Zoom and House Party have been around for a few years now, but the onset of Covid-19 has caused an explosion in their popularity. They have gone from relatively niche products to household names in a matter of days. Consider this statistic: At one point in late-March during the pandemic, Zoom’s valuation was 50% more than all US airlines combined. Mind-boggling.
It’s been well-documented about how people are logging on to these apps and buying the software, but there is also an intriguing area to discuss; one that goes beyond socialising during the lockdown. Namely, the idea that video communications (the industry doesn’t really have a common usage name yet) will form a part of our daily lives long after the disruption from Covid-19 has passed.
Workers scrambling for software and equipment
The best place to start is with remote working. We know that many businesses have scrambled to set up their employees working from home. If you have tried to buy a laptop lately, you will be aware that this is, indeed, a “scramble”, as many enterprises are buying up equipment for employees who have never worked from home before.
But there has long been a school of thought that business should be encouraging more people to work from home.
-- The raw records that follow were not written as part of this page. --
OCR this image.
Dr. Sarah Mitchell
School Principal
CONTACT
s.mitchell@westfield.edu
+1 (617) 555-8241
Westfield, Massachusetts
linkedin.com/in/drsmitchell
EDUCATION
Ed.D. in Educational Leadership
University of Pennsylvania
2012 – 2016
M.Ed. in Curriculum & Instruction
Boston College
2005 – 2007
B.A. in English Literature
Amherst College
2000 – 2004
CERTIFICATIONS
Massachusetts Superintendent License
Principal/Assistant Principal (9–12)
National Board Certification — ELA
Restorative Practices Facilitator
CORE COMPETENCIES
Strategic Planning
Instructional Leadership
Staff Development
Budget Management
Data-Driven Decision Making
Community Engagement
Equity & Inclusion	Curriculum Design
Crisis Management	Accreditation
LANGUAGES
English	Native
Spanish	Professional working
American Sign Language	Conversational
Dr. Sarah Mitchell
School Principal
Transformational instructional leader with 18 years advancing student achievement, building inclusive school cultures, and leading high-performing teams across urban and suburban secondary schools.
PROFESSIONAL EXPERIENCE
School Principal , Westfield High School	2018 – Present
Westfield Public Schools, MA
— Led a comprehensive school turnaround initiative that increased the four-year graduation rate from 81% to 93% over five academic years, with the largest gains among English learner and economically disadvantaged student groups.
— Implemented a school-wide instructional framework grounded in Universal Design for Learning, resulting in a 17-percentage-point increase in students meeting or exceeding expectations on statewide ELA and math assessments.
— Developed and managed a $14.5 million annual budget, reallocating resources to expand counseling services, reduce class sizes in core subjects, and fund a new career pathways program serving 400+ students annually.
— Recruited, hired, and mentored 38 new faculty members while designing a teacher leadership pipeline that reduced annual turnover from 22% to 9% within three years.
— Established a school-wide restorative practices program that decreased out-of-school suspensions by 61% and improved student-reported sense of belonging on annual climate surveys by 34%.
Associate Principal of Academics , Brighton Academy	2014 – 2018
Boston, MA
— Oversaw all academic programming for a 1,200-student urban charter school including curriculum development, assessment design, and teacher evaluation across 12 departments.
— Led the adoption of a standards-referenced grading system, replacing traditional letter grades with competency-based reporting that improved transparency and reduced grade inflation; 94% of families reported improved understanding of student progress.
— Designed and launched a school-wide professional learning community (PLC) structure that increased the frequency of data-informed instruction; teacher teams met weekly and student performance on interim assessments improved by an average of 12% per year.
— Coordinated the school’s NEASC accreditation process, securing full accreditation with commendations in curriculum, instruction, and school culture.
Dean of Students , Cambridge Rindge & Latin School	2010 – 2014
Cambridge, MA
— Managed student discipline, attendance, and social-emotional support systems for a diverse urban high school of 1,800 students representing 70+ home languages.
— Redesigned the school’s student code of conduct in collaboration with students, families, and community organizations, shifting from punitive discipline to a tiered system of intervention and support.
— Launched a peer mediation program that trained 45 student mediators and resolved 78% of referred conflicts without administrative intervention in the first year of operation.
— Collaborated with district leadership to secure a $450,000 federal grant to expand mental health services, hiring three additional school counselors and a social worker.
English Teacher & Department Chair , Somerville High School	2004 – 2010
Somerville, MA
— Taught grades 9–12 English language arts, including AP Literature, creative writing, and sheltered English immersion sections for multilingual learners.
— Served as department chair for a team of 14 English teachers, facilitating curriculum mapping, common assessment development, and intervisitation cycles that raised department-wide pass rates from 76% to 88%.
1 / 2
The evidence is mounting that employees can be more productive; after all, they don’t have to deal with the commute. And, there are other benefits like staff retention, overheads, rents and so on. Looming above everything else, however, is the environmental benefit of working from home. If software like Zoom and apps like Slack can facilitate remote working, there should be plenty of incentive for businesses to keep employees at home.
Tourist attractions, too, have seen an uptick in the number of people taking virtual tours. Again, taking a tour of La Louvre or the Sydney Opera House through virtual means is not new, but business is booming. It can help kids see something educational during the lockdown, and help parents who have run out of ideas in home-schooling. But there is a future for these services when the dust settles.
Tourism and entertainment will change
Many tourist attractions are under huge pressure to limit numbers. The city of Venice, now more of a tourist attraction in itself than a home for Venetians, has been experiencing what can only be described as an ecological disaster over the last decade. Venice cannot cope with the vast numbers of tourists descending from huge cruise ships. A virtual tour of Venice might be your go-to vacation in future years.
Other areas of entertainment have already embraced these principles. The casinos of Las Vegas closed their doors a few weeks ago, but live casino has been popular online since the middle of 2010s. You can find out more on www.casino.com about live dealer games like roulette and blackjack, which are streamed from studios with real croupiers and real-time action. The dream trip to Vegas isn’t going to be replaced overnight, but it’s a viable alternative with evident benefits.
The point of all this is that video communications are going to play a bigger role in our lives. The likes of Zoom had already experienced lots of investment and some huge jumps in share price long before we had heard of Covid-19. In the coming years, you are going to see lots more in the way of video communications offering solutions to remote working, remote tourism and entertainment. Covid-19 has pushed them to the forefront, but it looks like they are here to stay.